The Court held that by the provisions of the Constitution and the Trade Union Act that the members of the Maritime Workers union cannot be controlled by the NATIONAL UNION OF ROAD TRANSPORT WORKERS in whatever form, and cannot compel their members to become its members.
Justice Zaynab also granted an order of perpetual injunction restraining the NURTW either by itself, agents, acting or purporting to act on its behalf from demanding fees, dues, tolls or any payments whatsoever from the Maritime Workers union members, or in any manner whatsoever coercing or compelling the members to pay any dues to them.
From fact, the claimant- MARITIME WORKERS UNION had averred that sometime in 2011, the Defendant-NURTW started forcing and coercing the members in the haulage unit to pay dues and to become their members which were resisted, and further submitted that by law, NURTW cannot compel any person who subscribed to membership of their Union to belong to the Defendant’s union, sought amongst others for a declaration that the act of the NURTW and its members in blocking and harassing their members is illegal, unconstitutional and wrongful; and the sum of 1 Million Naira general damages.

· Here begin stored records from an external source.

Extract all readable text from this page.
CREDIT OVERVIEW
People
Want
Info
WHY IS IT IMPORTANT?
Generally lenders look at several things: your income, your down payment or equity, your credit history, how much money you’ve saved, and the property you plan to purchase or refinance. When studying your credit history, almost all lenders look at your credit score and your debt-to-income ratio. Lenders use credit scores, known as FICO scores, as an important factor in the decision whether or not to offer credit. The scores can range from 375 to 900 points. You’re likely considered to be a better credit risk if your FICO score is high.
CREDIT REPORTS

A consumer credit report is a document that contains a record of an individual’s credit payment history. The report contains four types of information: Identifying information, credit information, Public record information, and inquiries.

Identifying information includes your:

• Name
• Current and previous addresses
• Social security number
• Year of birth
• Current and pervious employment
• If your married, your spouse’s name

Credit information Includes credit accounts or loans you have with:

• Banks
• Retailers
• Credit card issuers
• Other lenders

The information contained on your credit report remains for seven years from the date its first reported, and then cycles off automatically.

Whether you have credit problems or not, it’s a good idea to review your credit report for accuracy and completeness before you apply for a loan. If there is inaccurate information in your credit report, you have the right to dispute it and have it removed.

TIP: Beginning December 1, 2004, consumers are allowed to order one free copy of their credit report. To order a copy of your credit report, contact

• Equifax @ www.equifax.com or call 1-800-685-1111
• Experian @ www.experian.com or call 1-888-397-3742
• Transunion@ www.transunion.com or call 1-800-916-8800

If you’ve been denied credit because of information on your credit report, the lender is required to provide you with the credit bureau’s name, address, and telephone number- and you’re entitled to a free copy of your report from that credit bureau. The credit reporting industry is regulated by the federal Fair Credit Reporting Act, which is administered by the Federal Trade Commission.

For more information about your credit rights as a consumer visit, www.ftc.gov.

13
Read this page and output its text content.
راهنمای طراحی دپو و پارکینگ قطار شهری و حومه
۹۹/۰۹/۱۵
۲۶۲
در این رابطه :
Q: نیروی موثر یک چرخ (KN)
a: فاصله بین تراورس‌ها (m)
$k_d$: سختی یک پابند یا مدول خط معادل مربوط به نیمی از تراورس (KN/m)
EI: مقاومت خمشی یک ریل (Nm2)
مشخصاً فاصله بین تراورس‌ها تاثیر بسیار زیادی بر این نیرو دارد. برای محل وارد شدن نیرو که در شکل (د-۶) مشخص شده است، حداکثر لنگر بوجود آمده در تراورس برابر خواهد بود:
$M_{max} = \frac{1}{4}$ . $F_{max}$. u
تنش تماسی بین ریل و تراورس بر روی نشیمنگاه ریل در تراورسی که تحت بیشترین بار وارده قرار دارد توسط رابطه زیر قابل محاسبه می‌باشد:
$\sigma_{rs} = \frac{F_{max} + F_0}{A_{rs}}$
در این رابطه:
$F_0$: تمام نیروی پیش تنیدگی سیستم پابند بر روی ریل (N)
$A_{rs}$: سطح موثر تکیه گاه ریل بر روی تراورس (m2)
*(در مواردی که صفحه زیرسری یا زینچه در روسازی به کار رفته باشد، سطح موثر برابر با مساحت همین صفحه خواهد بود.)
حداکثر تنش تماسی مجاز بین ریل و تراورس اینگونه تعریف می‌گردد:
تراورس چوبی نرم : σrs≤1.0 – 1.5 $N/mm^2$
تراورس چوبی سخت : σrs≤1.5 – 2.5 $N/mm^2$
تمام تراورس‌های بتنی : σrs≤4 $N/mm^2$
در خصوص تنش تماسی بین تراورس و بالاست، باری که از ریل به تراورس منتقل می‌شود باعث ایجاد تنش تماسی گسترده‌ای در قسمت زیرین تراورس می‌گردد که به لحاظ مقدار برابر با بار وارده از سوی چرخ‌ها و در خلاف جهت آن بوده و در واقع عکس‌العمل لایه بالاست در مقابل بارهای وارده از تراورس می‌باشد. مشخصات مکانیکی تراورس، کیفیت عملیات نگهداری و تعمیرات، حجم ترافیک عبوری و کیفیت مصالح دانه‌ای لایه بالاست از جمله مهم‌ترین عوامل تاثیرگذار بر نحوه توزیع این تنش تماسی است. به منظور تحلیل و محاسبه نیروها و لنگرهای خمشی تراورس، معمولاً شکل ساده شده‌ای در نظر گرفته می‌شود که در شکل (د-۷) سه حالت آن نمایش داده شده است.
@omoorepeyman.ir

In defense, the Defendant- NURTW maintained that since the clearing and forwarding agents engage the member of the Haulage Unit of the Union and issue receipt to such members is unlawful that it is their Union and its members that has the statutory power to engage in the business of transportation of goods and passengers in Nigeria while the duty of the Claimant-Maritime Workers is limited to the carriage of goods in the maritime environment only.
Furthermore, NURTW Counsel, Martin O. Nwabali Esq added that no trade dispute between the Claimant and the Defendant urged the Court to strike out the suit for want of jurisdiction and grant the counterclaim.
In opposition, the claimant’s counsel Awa Ndubuisi with E.I. Ikwuebesi maintained that the Court’s has jurisdiction to entertain the matter, urged the court to grant all the relief sought.
Delivering the Judgment, the presiding Judge, Hon. Justice Zaynab Bashir assumed court jurisdiction and held that both unions jurisdictional scopes do not expressly accommodate haulage drivers who convey containerized goods from Sea Ports.
“However, upon taking the general nature of the work of the Haulage drivers who convey containerized goods from Sea Ports to the respective owners into account, I am inclined to review both jurisdictional scopes of the Claimant and the Defendant to determine which of the two unions can indeed accommodate the said haulage drivers.
“The Defendant union can only accommodate workers involved in the transportation of person and goods by road. It is also not empowered to unionize persons who are transporting petroleum products and transportation undertaken by self-employed persons.
“In other words, the jurisdictional scope of the Defendant union is to be restrictively interpreted and by so doing, any worker who is undertaking transportation as self-employed cannot be unionized by the Defendant.
Lastly, the court refused the claimant claim on harassment and dismissed the counterclaim for lacking merit.